Et puis aussi avec le recul je me rend compte à présent que derrière cette façade pompeuse, monsieur Davidson connaissait son affaire.

A ses cotés comme toujours se tenait un homme de trente ans à la chevelure brune et frisé et à l’air inexpressif. C’était son neveu ou un truc dans le genre. Il ne m’a laissé qu’une image floue au fond de mon crâne. Le seul terme qui me reviens pour le désigner c’est Second.

« Vous avez prit votre temps. » S’exclama-t-il aux revenants d’un timbre oscillant entre le reproche et le cynisme.

Suite à cette remarque le visage de Joe se crispa. Il se trouvait en position de faiblesse et détestait çà. N’étant pas en mesure d’attaquer de front, ni de céder du fait de l’importance qu’il donnait à son image, Joe choisit une sorte de fuite dissimulée.

« Il y en a certain qui traine la patte. »

Evidemment il me désigna du regard tout en parlant. De mon coté il n’y eut aucune réaction. Je n’en avais plus la force.

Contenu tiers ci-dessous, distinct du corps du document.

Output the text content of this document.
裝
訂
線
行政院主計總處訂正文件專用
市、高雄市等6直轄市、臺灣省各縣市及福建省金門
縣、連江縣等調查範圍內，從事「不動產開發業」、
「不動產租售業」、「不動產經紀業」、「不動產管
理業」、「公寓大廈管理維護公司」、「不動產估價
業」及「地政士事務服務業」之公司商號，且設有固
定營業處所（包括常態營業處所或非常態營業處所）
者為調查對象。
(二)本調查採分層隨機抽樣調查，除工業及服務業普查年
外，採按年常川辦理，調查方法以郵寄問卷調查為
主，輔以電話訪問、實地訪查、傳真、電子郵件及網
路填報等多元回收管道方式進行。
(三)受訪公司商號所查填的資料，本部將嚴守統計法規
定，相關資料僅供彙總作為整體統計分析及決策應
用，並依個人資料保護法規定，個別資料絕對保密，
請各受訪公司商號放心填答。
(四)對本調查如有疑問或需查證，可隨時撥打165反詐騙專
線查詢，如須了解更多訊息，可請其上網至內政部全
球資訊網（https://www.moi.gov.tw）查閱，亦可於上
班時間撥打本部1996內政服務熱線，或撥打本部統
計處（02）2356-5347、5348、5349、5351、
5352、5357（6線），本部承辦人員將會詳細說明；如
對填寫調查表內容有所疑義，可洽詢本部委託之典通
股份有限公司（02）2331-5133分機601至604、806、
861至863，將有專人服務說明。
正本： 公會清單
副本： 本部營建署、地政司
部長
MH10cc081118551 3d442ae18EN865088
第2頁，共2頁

Monsieur Davidson cracha par terre signifiant ainsi qu’il allait prendre la parole. Il nous accorda quelques secondes de préparations avant de se lancer.

« On a assez perdu de temps. Joe tu prend trois gars et vous allez ramener du bois. Les autres vous me suivez à la rivière. Marvin tu reste et surveille le camp. »

A peine la dernière phrase achevée Second s’approcha de moi afin de me tendre le fusil.

« Marvin va garder le camp ! » S’exclama Joe.

Ma main est alors restée en suspend devant l’arme. Je savais à qui il fallait obéir. Simplement cet ordre me paraissait à moi aussi totalement incongru.

Comme si j’y connaissais quoique se soit en arme à feu sans parler de mon âge. Jusqu’ici tu t’es toujours contenté de m’enseigner l’usage des poings. Enfin enseigner plutôt encaisser.

« Il y a un problème. » Répliqua alors monsieur Davidson.

Quelque chose de particulier se déroula sans que je le comprenne vraiment. Mon patron n’usait pas de son ton pompeux habituel. C’était même tout le contraire. Ses mots étaient secs.

Joe serra d’abord les poings, puis ses yeux croisèrent celui de monsieur Davidson. Le temps s’arrêta. Tout le monde regarda la scène avec attention. Au bout de quelques instants Joe finit par baisser la tête. L’incident était clos. Du moins je le pensais.